The Iowa House has voted to give a pass to teen drivers who can’t convince other teens in the vehicle to buckle-up. Representative Ako Abdul-Samad of Des Moines says under the current law, the teenage driver is the one who’s ticketed if someone else who’s riding in the car isn’t wearing their seat belt.
“One of the things that we don’t want to do is put an extra burden on young people, you know, especially those who are trying to do right,” Abdul-Samad says. “It’s definitely hard, especially under peer pressure when you’re just learning to drive and you get someone who’s a little bit older than you in the back seat and you try to turn around to them and say, ‘Please, buckle your seat belt.”…And they’re looking at you like, ‘You can’t tell me what to do, you know. I’m the senior here.'”
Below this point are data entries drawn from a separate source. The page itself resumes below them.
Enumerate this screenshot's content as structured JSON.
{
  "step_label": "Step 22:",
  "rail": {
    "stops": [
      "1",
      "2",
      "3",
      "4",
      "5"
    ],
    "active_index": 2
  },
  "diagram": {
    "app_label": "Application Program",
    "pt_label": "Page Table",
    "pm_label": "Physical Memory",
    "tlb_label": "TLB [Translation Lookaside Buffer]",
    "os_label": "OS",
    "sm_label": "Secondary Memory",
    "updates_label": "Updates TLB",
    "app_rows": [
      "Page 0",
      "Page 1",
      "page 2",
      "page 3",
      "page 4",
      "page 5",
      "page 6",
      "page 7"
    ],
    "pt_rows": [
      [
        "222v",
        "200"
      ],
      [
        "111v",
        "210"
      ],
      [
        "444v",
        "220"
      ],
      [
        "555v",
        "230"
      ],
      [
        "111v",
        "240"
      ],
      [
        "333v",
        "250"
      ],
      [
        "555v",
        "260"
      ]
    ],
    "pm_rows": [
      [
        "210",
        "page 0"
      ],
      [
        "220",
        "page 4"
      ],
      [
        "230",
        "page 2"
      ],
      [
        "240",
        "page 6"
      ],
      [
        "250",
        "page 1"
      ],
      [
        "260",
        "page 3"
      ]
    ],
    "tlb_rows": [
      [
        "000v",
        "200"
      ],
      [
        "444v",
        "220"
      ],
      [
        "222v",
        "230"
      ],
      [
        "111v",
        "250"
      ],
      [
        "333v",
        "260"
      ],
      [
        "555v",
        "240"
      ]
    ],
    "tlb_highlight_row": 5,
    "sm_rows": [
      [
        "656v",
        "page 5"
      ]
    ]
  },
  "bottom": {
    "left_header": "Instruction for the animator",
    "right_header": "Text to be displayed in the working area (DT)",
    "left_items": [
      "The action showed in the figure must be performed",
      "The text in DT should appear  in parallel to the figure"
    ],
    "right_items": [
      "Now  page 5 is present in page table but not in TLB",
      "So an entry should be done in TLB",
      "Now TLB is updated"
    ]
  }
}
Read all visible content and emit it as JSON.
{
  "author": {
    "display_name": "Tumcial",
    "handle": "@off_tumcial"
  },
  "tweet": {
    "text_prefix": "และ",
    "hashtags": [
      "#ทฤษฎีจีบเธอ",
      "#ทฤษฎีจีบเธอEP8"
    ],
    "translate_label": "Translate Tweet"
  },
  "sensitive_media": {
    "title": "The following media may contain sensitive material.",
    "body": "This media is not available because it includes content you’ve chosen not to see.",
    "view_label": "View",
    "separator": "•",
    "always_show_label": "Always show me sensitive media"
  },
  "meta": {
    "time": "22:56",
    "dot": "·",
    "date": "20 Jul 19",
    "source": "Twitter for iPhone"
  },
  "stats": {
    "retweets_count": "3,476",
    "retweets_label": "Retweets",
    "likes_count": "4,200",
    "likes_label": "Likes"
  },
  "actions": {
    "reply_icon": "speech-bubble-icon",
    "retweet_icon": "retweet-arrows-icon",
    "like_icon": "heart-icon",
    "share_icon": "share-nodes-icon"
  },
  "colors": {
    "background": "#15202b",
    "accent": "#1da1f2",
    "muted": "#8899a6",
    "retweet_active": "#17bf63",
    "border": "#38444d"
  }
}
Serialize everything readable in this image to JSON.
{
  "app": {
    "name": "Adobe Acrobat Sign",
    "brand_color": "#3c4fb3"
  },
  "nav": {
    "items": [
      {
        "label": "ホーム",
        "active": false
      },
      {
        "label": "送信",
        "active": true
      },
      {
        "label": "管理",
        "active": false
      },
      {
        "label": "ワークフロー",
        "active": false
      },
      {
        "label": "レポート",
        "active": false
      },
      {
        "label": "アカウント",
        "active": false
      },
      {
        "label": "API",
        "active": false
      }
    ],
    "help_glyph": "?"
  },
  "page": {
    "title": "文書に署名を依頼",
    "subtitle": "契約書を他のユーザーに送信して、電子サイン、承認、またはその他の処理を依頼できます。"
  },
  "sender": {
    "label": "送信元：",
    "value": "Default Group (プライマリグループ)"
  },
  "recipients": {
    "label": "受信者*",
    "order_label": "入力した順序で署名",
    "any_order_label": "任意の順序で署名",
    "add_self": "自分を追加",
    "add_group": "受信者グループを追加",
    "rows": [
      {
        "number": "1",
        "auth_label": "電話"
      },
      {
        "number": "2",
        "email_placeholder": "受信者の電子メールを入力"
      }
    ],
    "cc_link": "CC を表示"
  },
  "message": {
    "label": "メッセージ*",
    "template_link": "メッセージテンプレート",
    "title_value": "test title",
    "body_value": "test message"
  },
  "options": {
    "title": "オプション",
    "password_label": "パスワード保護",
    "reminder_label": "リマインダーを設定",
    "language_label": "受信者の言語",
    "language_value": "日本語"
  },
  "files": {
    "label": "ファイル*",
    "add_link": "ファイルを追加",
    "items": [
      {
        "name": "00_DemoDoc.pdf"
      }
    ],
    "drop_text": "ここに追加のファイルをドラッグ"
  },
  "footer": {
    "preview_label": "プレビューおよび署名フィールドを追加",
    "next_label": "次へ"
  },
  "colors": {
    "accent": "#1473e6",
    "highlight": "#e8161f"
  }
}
Representative David Tjepkes of Gowrie, a retired state trooper, supported the move to help teenagers who are driving with an “intermediate” license. “If the person in violation of not wearing the seat belt if 14 years old or older, that individual would receive the citation rather than the driver,” Tjepkes explained during House debate.
A teenage passenger caught without wearing a seat belt would not be fined if they have a disability which prevents them from buckling up. The proposal was attached to a larger bill outlining state transportation spending. That bill, including this seat belt proposal, now goes to the Iowa Senate for consideration.